# Fool's Day - All the best pranks and fake stories from around the world



## Northerner (Apr 1, 2015)

April Fools’ Day: the day of the year when paranoia reigns and you can’t make it out of the front door without being subjected to a cruel prank. Join us as we keep you informed of the best, worst and downright funniest tricks of April 1st.

http://www.independent.co.uk/news/m...es-from-the-day-we-love-to-hate-10146719.html

Some funny ones


----------



## Monica (Apr 1, 2015)

Well, I've just played the Pac Man game on Google Maps.
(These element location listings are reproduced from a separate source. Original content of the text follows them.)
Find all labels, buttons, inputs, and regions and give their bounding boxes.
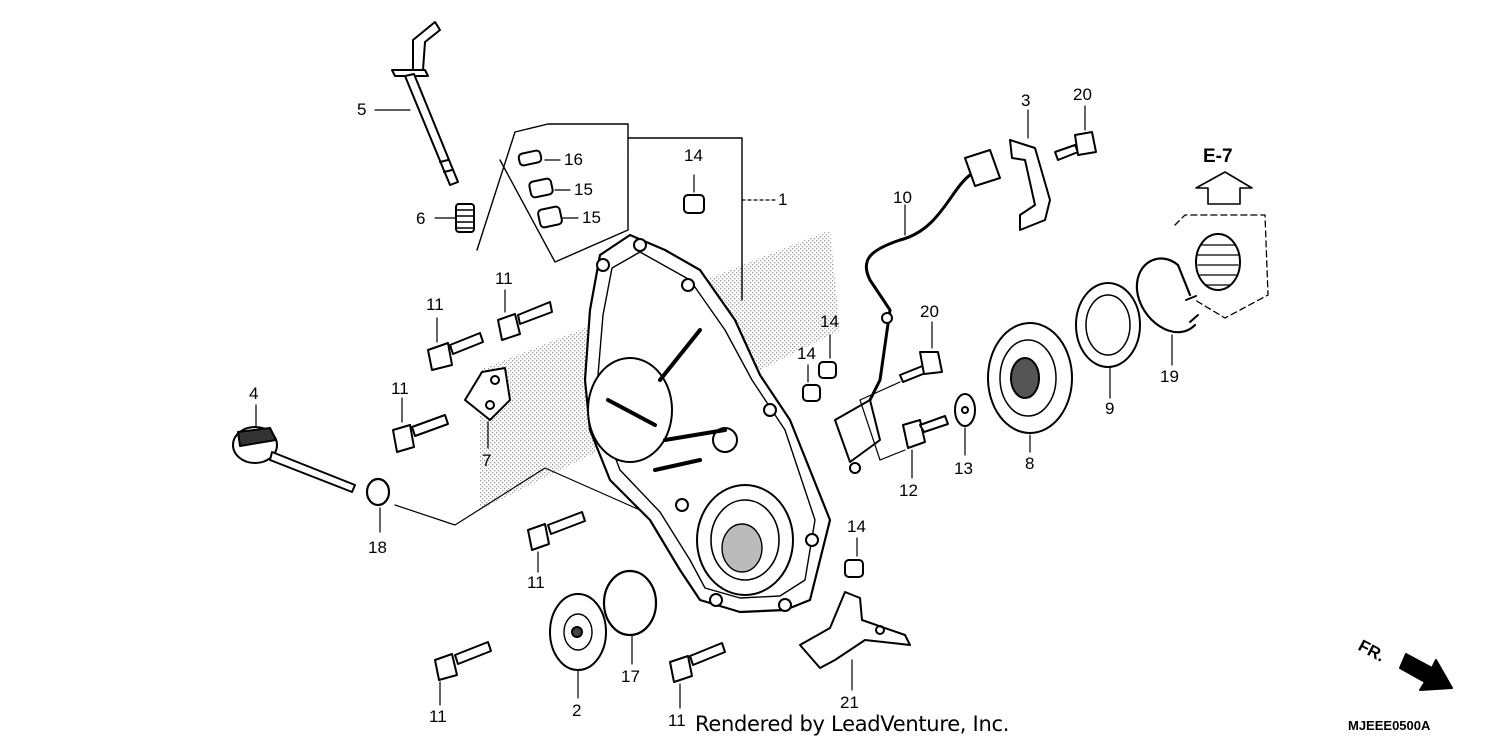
part-15-dowel-a[interactable] <box>528 177 554 199</box>
part-16-dowel[interactable] <box>517 149 543 167</box>
callout-11: 11 <box>426 295 444 314</box>
part-21-bracket[interactable] <box>799 591 911 669</box>
callout-14: 14 <box>797 344 816 363</box>
part-17-gasket-ring[interactable] <box>602 569 658 637</box>
callout-2: 2 <box>572 701 582 720</box>
part-11-bolt-a[interactable] <box>427 332 484 371</box>
callout-3: 3 <box>1021 91 1031 110</box>
callout-6: 6 <box>416 209 426 228</box>
part-15-dowel-b[interactable] <box>537 205 563 229</box>
callout-21: 21 <box>840 693 859 712</box>
part-20-bolt-b[interactable] <box>899 351 943 383</box>
callout-12: 12 <box>899 481 918 500</box>
callout-11: 11 <box>391 379 409 398</box>
part-10-sensor-harness[interactable] <box>834 149 1001 474</box>
callout-14: 14 <box>820 312 839 331</box>
part-14-dowel-c[interactable] <box>802 384 821 402</box>
callout-11: 11 <box>495 269 513 288</box>
callout-7: 7 <box>482 451 492 470</box>
part-6-spring[interactable] <box>455 203 475 233</box>
part-20-bolt-a[interactable] <box>1054 131 1097 161</box>
part-19-snap-ring[interactable] <box>1135 257 1199 334</box>
part-4-dipstick[interactable] <box>232 426 356 493</box>
part-14-dowel-a[interactable] <box>683 194 705 214</box>
callout-15: 15 <box>582 208 601 227</box>
callout-11: 11 <box>429 707 447 726</box>
part-12-bolt[interactable] <box>902 415 949 449</box>
part-5-shaft[interactable] <box>391 21 459 186</box>
callout-8: 8 <box>1025 454 1035 473</box>
callout-13: 13 <box>954 459 973 478</box>
part-9-ring[interactable] <box>1075 282 1141 368</box>
callout-20: 20 <box>920 302 939 321</box>
part-7-bracket[interactable] <box>464 367 511 421</box>
part-2-seal[interactable] <box>549 593 607 671</box>
callout-19: 19 <box>1160 367 1179 386</box>
callout-9: 9 <box>1105 399 1115 418</box>
callout-11: 11 <box>527 573 545 592</box>
part-14-dowel-d[interactable] <box>844 559 864 578</box>
callout-4: 4 <box>249 384 259 403</box>
part-11-bolt-b[interactable] <box>497 301 553 341</box>
part-11-bolt-c[interactable] <box>392 414 449 453</box>
callout-11: 11 <box>668 711 686 730</box>
part-18-o-ring[interactable] <box>365 477 391 507</box>
callout-16: 16 <box>564 150 583 169</box>
callout-14: 14 <box>847 517 866 536</box>
part-1-cover[interactable] <box>583 233 832 614</box>
part-11-bolt-d[interactable] <box>527 511 586 551</box>
callout-20: 20 <box>1073 85 1092 104</box>
callout-5: 5 <box>357 100 367 119</box>
part-8-rotor[interactable] <box>987 322 1073 434</box>
part-13-washer[interactable] <box>954 393 976 427</box>
callout-1: 1 <box>778 190 788 209</box>
diagram-code: MJEEE0500A <box>1348 718 1431 733</box>
callout-17: 17 <box>621 667 640 686</box>
part-11-bolt-f[interactable] <box>669 642 726 683</box>
part-14-dowel-b[interactable] <box>818 361 837 379</box>
callout-10: 10 <box>893 188 912 207</box>
part-11-bolt-e[interactable] <box>434 641 492 681</box>
callout-15: 15 <box>574 180 593 199</box>
callout-14: 14 <box>684 146 703 165</box>
part-3-clamp[interactable] <box>1009 139 1051 231</box>
e7-reference-box <box>1174 171 1269 319</box>
render-credit: Rendered by LeadVenture, Inc. <box>695 712 1010 736</box>
front-direction-arrow <box>1399 653 1453 691</box>
e7-reference-label: E-7 <box>1203 146 1233 167</box>
callout-18: 18 <box>368 538 387 557</box>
I guess that one was a reverse April Fool, as I really thought it WAS an April Fool


----------



## Copepod (Apr 1, 2015)

I like the BBC Springwatch one about a crocodile nest in Avon Gorge near Bristol. The fact that the sex ratio of hatchlings of many reptile species depends on temperature of nest pile could easily be considered an April Fool.


----------



## robert@fm (Apr 2, 2015)

10 stories which look like April Fool's pranks but aren't

Too much dancing on the fight floor!


----------



## ypauly (Apr 2, 2015)

One of our engineers got his manager to ring our local electrical suppliers to speak to Kay Bull about an order query


----------



## Northerner (Apr 2, 2015)

ypauly said:


> One of our engineers got his manager to ring our local electrical suppliers to speak to Kay Bull about an order query



Teehee!    No pay rise for him!


----------



## Maryanne29 (Apr 4, 2015)

I got my Insight on 1 April'


----------